Apprendistato Lombardia: dati in flessione
L'utilizzo dei contratti di apprendistato in Lombardia mostra un trend in flessione. Nel 2024, i lavoratori con questa tipologia contrattuale sono stati 115.623, in calo rispetto ai 119.503 del 2023 e ai 116.618 del 2022. Un'analisi storica rivela un andamento altalenante, con un picco di 127.093 apprendisti nel 2008 e un minimo di 77.934 nel 2016. Gli ultimi anni hanno visto una stabilizzazione, ma senza un rinnovato slancio.
Questa tendenza, sebbene influenzata parzialmente dalla diminuzione demografica dei giovani, solleva preoccupazioni sull'attrattività dello strumento. La sensazione è che l'apprendistato stia perdendo il suo appeal sul mercato del lavoro giovanile.
Apprendistato professionalizzante: il nodo della formazione
Esistono tre tipologie di apprendistato: professionalizzante, di primo livello (legato all'istruzione superiore) e di terzo livello (per alta formazione e ricerca). La forma professionalizzante, destinata a giovani tra i 18 e i 29 anni, rappresenta oltre il 97% dei contratti in Italia. Tuttavia, è proprio questa tipologia a mostrare i maggiori segnali di cedimento.
Il problema principale risiede nella componente formativa. Spesso, la formazione erogata al di fuori dell'azienda non è adeguatamente finanziata o risulta poco interessante per imprese e apprendisti. La formazione interna, disciplinata dai contratti collettivi, a volte si traduce in un monte ore esiguo e di scarso valore pratico.
Rilanciare l'apprendistato: oltre il salario
Per invertire la rotta, è fondamentale valorizzare la componente formativa dell'apprendistato. In un mercato dove reperire giovani qualificati è sempre più complesso, le aziende devono riconoscere il valore intrinseco della formazione offerta. L'apprendistato non dovrebbe essere visto solo come un modo per ridurre il costo del lavoro, ma come un sistema strategico per formare competenze e nuove professionalità.

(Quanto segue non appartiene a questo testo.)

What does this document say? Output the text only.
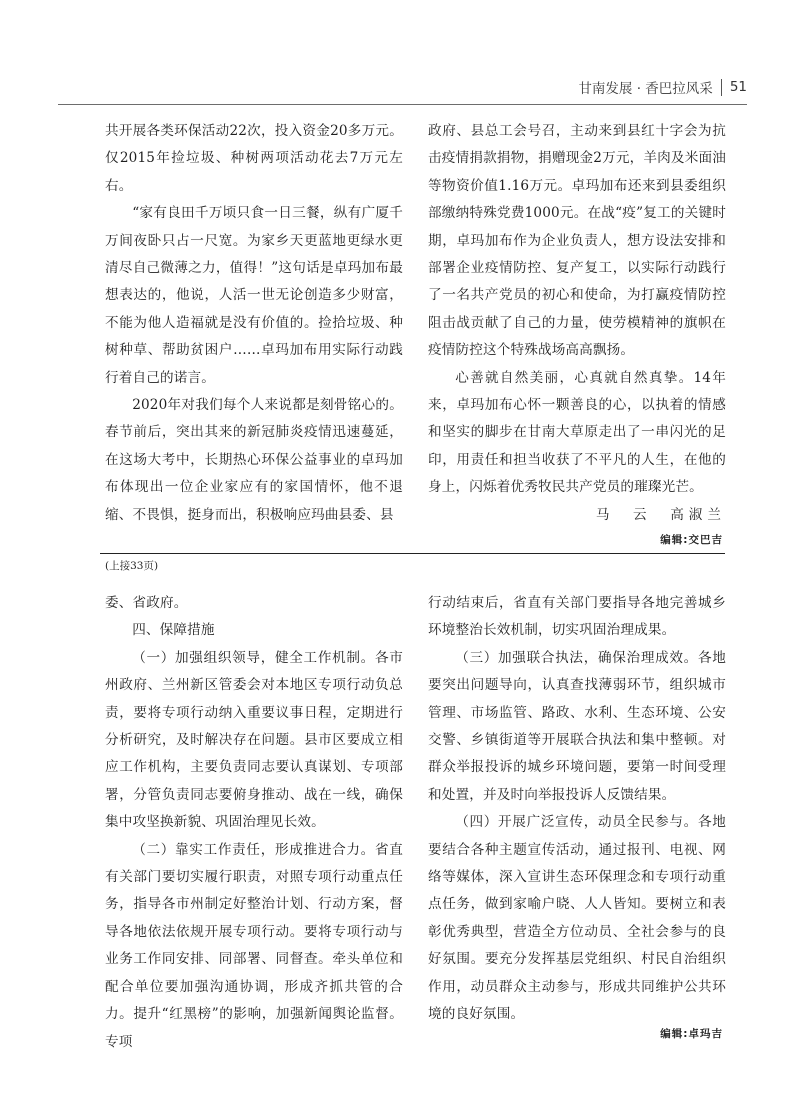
甘南发展 · 香巴拉风采 51

共开展各类环保活动22次，投入资金20多万元。仅2015年捡垃圾、种树两项活动花去7万元左右。

“家有良田千万顷只食一日三餐，纵有广厦千万间夜卧只占一尺宽。为家乡天更蓝地更绿水更清尽自己微薄之力，值得！”这句话是卓玛加布最想表达的，他说，人活一世无论创造多少财富，不能为他人造福就是没有价值的。捡拾垃圾、种树种草、帮助贫困户……卓玛加布用实际行动践行着自己的诺言。

2020年对我们每个人来说都是刻骨铭心的。春节前后，突出其来的新冠肺炎疫情迅速蔓延，在这场大考中，长期热心环保公益事业的卓玛加布体现出一位企业家应有的家国情怀，他不退缩、不畏惧，挺身而出，积极响应玛曲县委、县

政府、县总工会号召，主动来到县红十字会为抗击疫情捐款捐物，捐赠现金2万元，羊肉及米面油等物资价值1.16万元。卓玛加布还来到县委组织部缴纳特殊党费1000元。在战“疫”复工的关键时期，卓玛加布作为企业负责人，想方设法安排和部署企业疫情防控、复产复工，以实际行动践行了一名共产党员的初心和使命，为打赢疫情防控阻击战贡献了自己的力量，使劳模精神的旗帜在疫情防控这个特殊战场高高飘扬。

心善就自然美丽，心真就自然真挚。14年来，卓玛加布心怀一颗善良的心，以执着的情感和坚实的脚步在甘南大草原走出了一串闪光的足印，用责任和担当收获了不平凡的人生，在他的身上，闪烁着优秀牧民共产党员的璀璨光芒。

马　云　高淑兰

编辑:交巴吉
(上接33页)

委、省政府。

四、保障措施

（一）加强组织领导，健全工作机制。各市州政府、兰州新区管委会对本地区专项行动负总责，要将专项行动纳入重要议事日程，定期进行分析研究，及时解决存在问题。县市区要成立相应工作机构，主要负责同志要认真谋划、专项部署，分管负责同志要俯身推动、战在一线，确保集中攻坚换新貌、巩固治理见长效。

（二）靠实工作责任，形成推进合力。省直有关部门要切实履行职责，对照专项行动重点任务，指导各市州制定好整治计划、行动方案，督导各地依法依规开展专项行动。要将专项行动与业务工作同安排、同部署、同督查。牵头单位和配合单位要加强沟通协调，形成齐抓共管的合力。提升“红黑榜”的影响，加强新闻舆论监督。专项

行动结束后，省直有关部门要指导各地完善城乡环境整治长效机制，切实巩固治理成果。

（三）加强联合执法，确保治理成效。各地要突出问题导向，认真查找薄弱环节，组织城市管理、市场监管、路政、水利、生态环境、公安交警、乡镇街道等开展联合执法和集中整顿。对群众举报投诉的城乡环境问题，要第一时间受理和处置，并及时向举报投诉人反馈结果。

（四）开展广泛宣传，动员全民参与。各地要结合各种主题宣传活动，通过报刊、电视、网络等媒体，深入宣讲生态环保理念和专项行动重点任务，做到家喻户晓、人人皆知。要树立和表彰优秀典型，营造全方位动员、全社会参与的良好氛围。要充分发挥基层党组织、村民自治组织作用，动员群众主动参与，形成共同维护公共环境的良好氛围。

编辑:卓玛吉
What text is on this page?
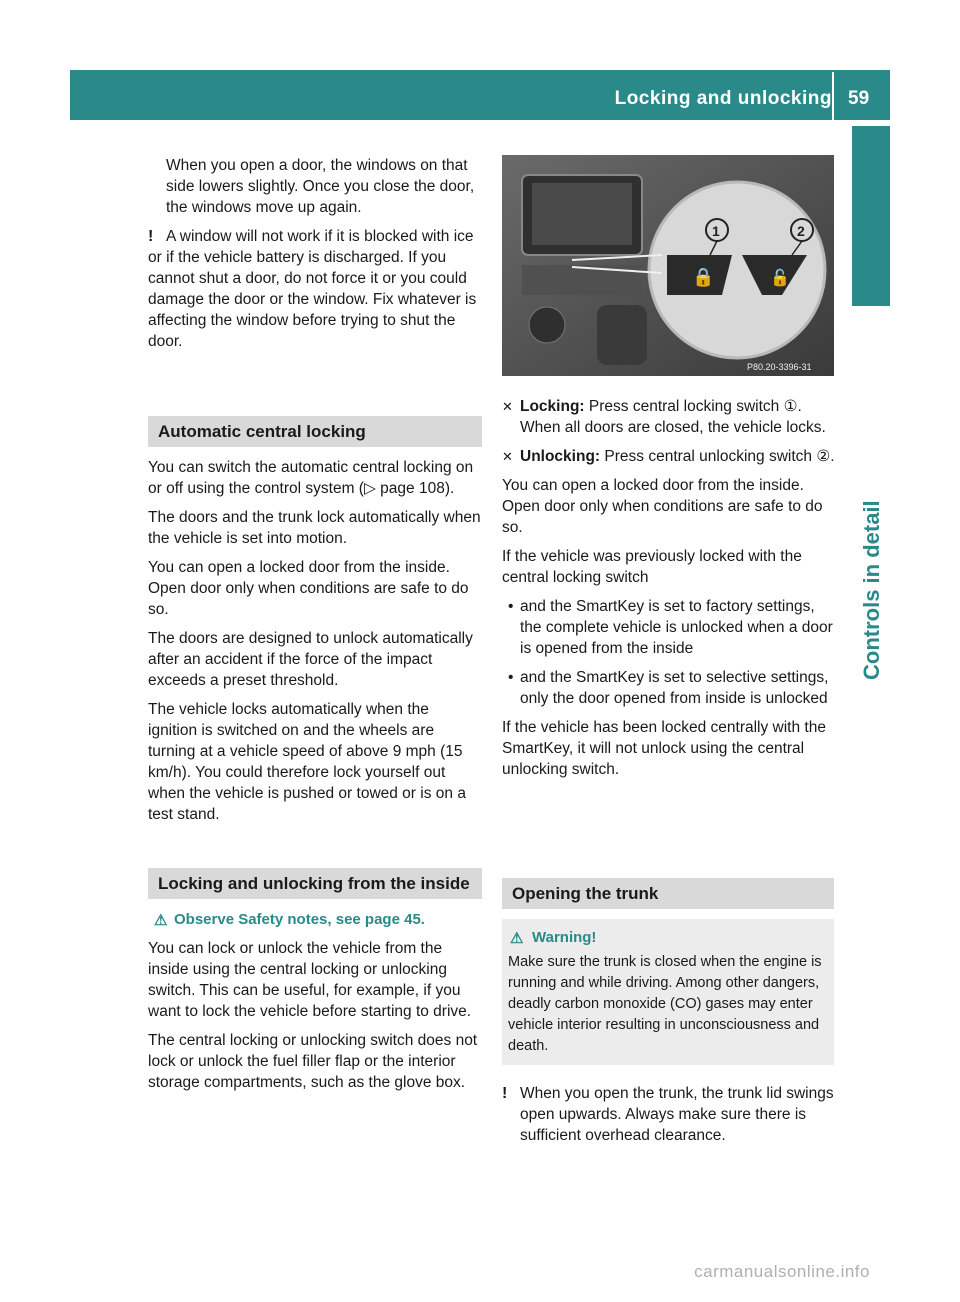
Locking and unlocking 59
Controls in detail

When you open a door, the windows on that side lowers slightly. Once you close the door, the windows move up again.

! A window will not work if it is blocked with ice or if the vehicle battery is discharged. If you cannot shut a door, do not force it or you could damage the door or the window. Fix whatever is affecting the window before trying to shut the door.

Automatic central locking

You can switch the automatic central locking on or off using the control system (▷ page 108).

The doors and the trunk lock automatically when the vehicle is set into motion.

You can open a locked door from the inside. Open door only when conditions are safe to do so.

The doors are designed to unlock automatically after an accident if the force of the impact exceeds a preset threshold.

The vehicle locks automatically when the ignition is switched on and the wheels are turning at a vehicle speed of above 9 mph (15 km/h). You could therefore lock yourself out when the vehicle is pushed or towed or is on a test stand.

Locking and unlocking from the inside
⚠ Observe Safety notes, see page 45.

You can lock or unlock the vehicle from the inside using the central locking or unlocking switch. This can be useful, for example, if you want to lock the vehicle before starting to drive.

The central locking or unlocking switch does not lock or unlock the fuel filler flap or the interior storage compartments, such as the glove box.

🔒	🔓
1	2
P80.20-3396-31
✕ Locking: Press central locking switch ①. When all doors are closed, the vehicle locks.
✕ Unlocking: Press central unlocking switch ②.

You can open a locked door from the inside. Open door only when conditions are safe to do so.

If the vehicle was previously locked with the central locking switch

• and the SmartKey is set to factory settings, the complete vehicle is unlocked when a door is opened from the inside
• and the SmartKey is set to selective settings, only the door opened from inside is unlocked

If the vehicle has been locked centrally with the SmartKey, it will not unlock using the central unlocking switch.

Opening the trunk
⚠ Warning!
Make sure the trunk is closed when the engine is running and while driving. Among other dangers, deadly carbon monoxide (CO) gases may enter vehicle interior resulting in unconsciousness and death.

! When you open the trunk, the trunk lid swings open upwards. Always make sure there is sufficient overhead clearance.

carmanualsonline.info
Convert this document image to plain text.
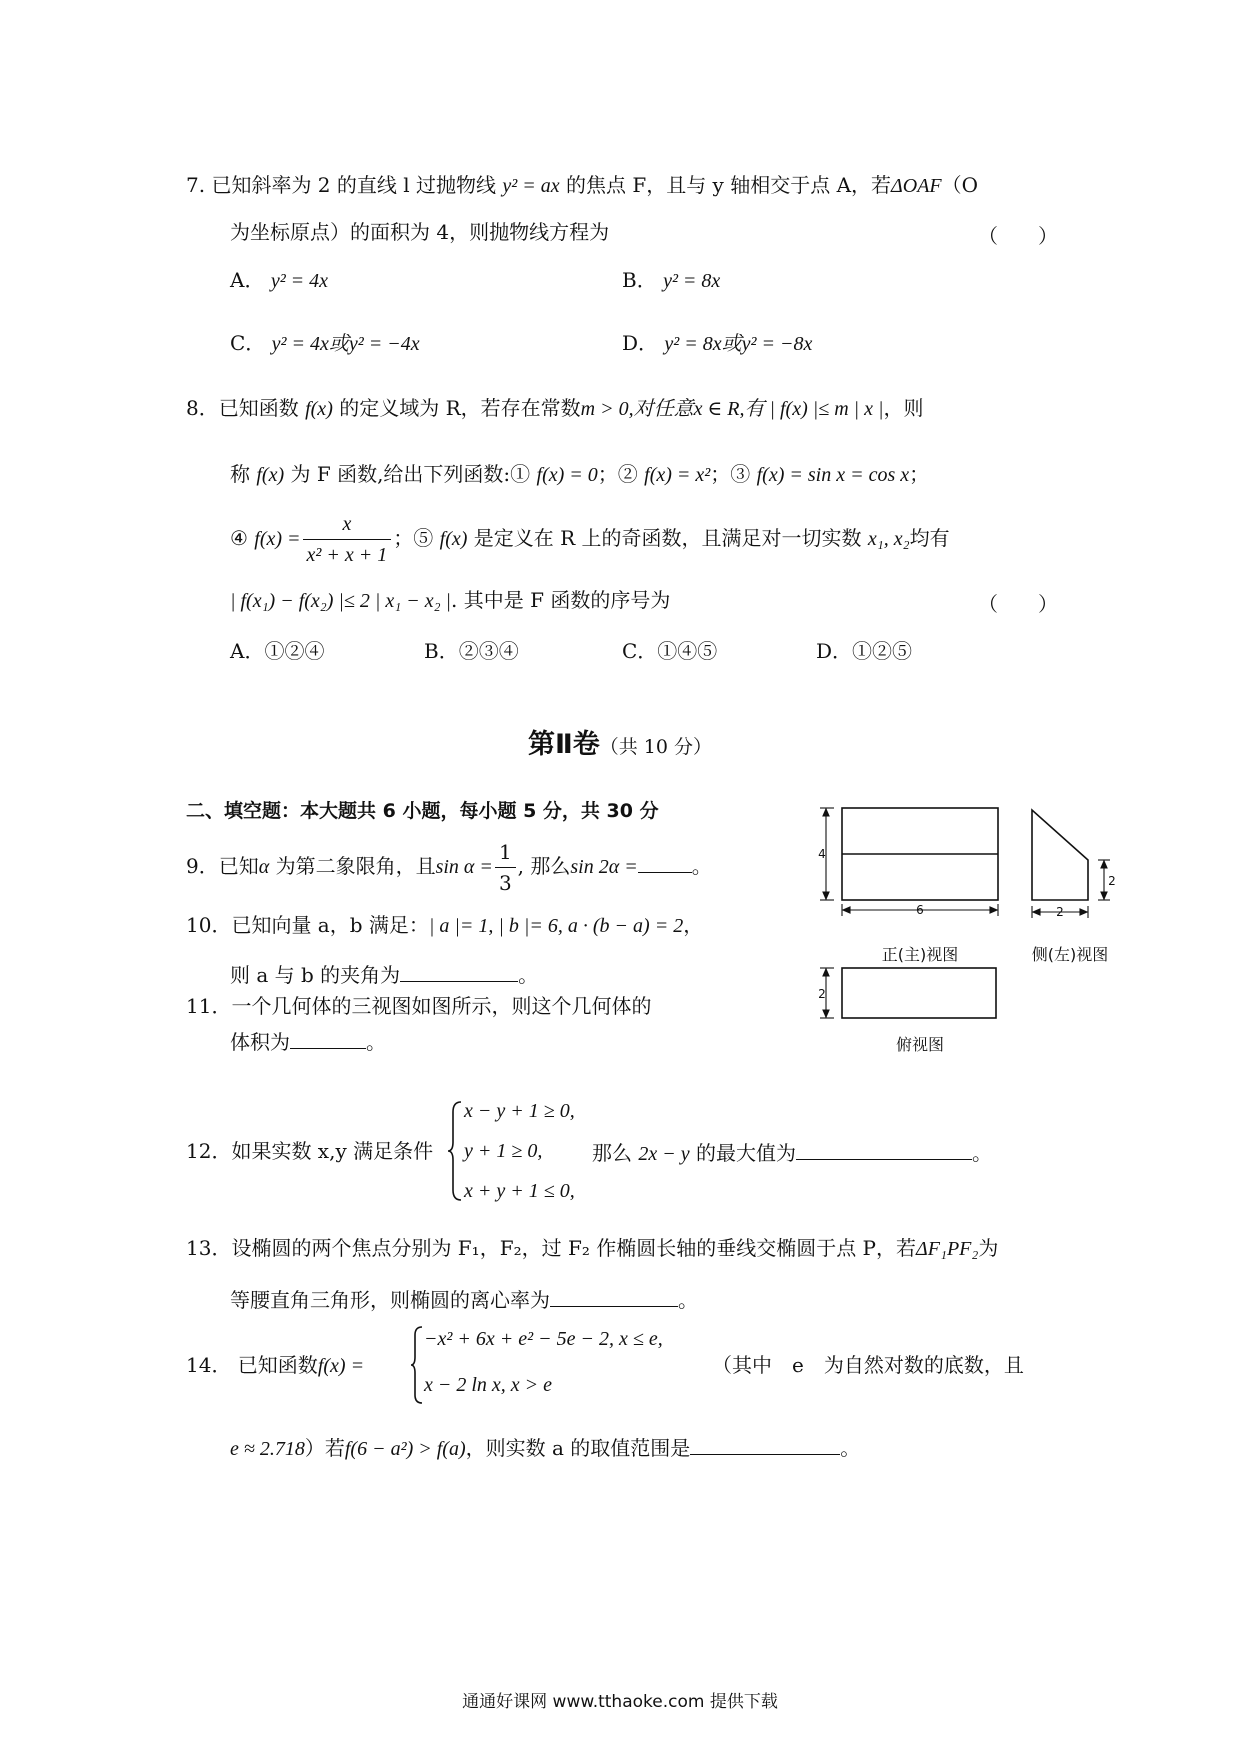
7. 已知斜率为 2 的直线 l 过抛物线 y² = ax 的焦点 F，且与 y 轴相交于点 A，若ΔOAF（O
为坐标原点）的面积为 4，则抛物线方程为	（　　）
A． y² = 4x	B． y² = 8x
C． y² = 4x或y² = −4x	D． y² = 8x或y² = −8x
8．已知函数 f(x) 的定义域为 R，若存在常数m > 0,对任意x ∈ R,有 | f(x) |≤ m | x |，则
称 f(x) 为 F 函数,给出下列函数:① f(x) = 0；② f(x) = x²；③ f(x) = sin x = cos x；
④ $f(x) = \frac{x}{\text{x² + x + 1}}$ ；⑤ f(x) 是定义在 R 上的奇函数，且满足对一切实数 x₁, x₂均有
| f(x₁) − f(x₂) |≤ 2 | x₁ − x₂ |. 其中是 F 函数的序号为	（　　）
A．①②④	B．②③④	C．①④⑤	D．①②⑤
第Ⅱ卷（共 10 分）
二、填空题：本大题共 6 小题，每小题 5 分，共 30 分
9．已知α 为第二象限角，且$\sin \alpha = \frac{1}{3}$ , 那么sin 2α =	。
10．已知向量 a，b 满足：| a |= 1, | b |= 6, a · (b − a) = 2，
则 a 与 b 的夹角为	。
11．一个几何体的三视图如图所示，则这个几何体的
体积为	。
4
6
2
2
2
正(主)视图	侧(左)视图
俯视图
12．如果实数 x,y 满足条件
x − y + 1 ≥ 0,
y + 1 ≥ 0,
x + y + 1 ≤ 0,
那么 2x − y 的最大值为	。
13．设椭圆的两个焦点分别为 F₁，F₂，过 F₂ 作椭圆长轴的垂线交椭圆于点 P，若ΔF₁PF₂为
等腰直角三角形，则椭圆的离心率为	。
14． 已知函数f(x) =
−x² + 6x + e² − 5e − 2, x ≤ e,
x − 2 ln x, x > e
（其中　e　为自然对数的底数，且
e ≈ 2.718）若f(6 − a²) > f(a)，则实数 a 的取值范围是	。
通通好课网 www.tthaoke.com 提供下载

La retribuzione media lorda annua di un apprendista in Lombardia nel 2024 si attesta sui 15.469 euro. Sebbene in crescita rispetto agli anni precedenti, questo dato da solo non basta a garantire l'attrattività. Un giovane è disposto ad accettare una retribuzione inferiore se percepisce l'opportunità di acquisire competenze spendibili nel futuro professionale.
Modelli europei e prospettive future
Il dibattito sull'apprendistato si arricchisce guardando ai modelli europei. Il sistema tedesco, ad esempio, si distingue per il ruolo attivo delle Camere di commercio nel favorire percorsi territoriali. L'apprendistato francese, pur essendo meno integrato con il sistema scolastico e universitario, porta all'ottenimento di qualifiche riconosciute dal sistema pubblico, un aspetto che in Italia talvolta manca.
Per un rilancio efficace, non servono necessariamente nuove leggi, ma piuttosto una rinnovata consapevolezza e un impegno congiunto da parte di sindacati, aziende e istituzioni nel promuovere e valorizzare la formazione come cuore pulsante dell'apprendistato.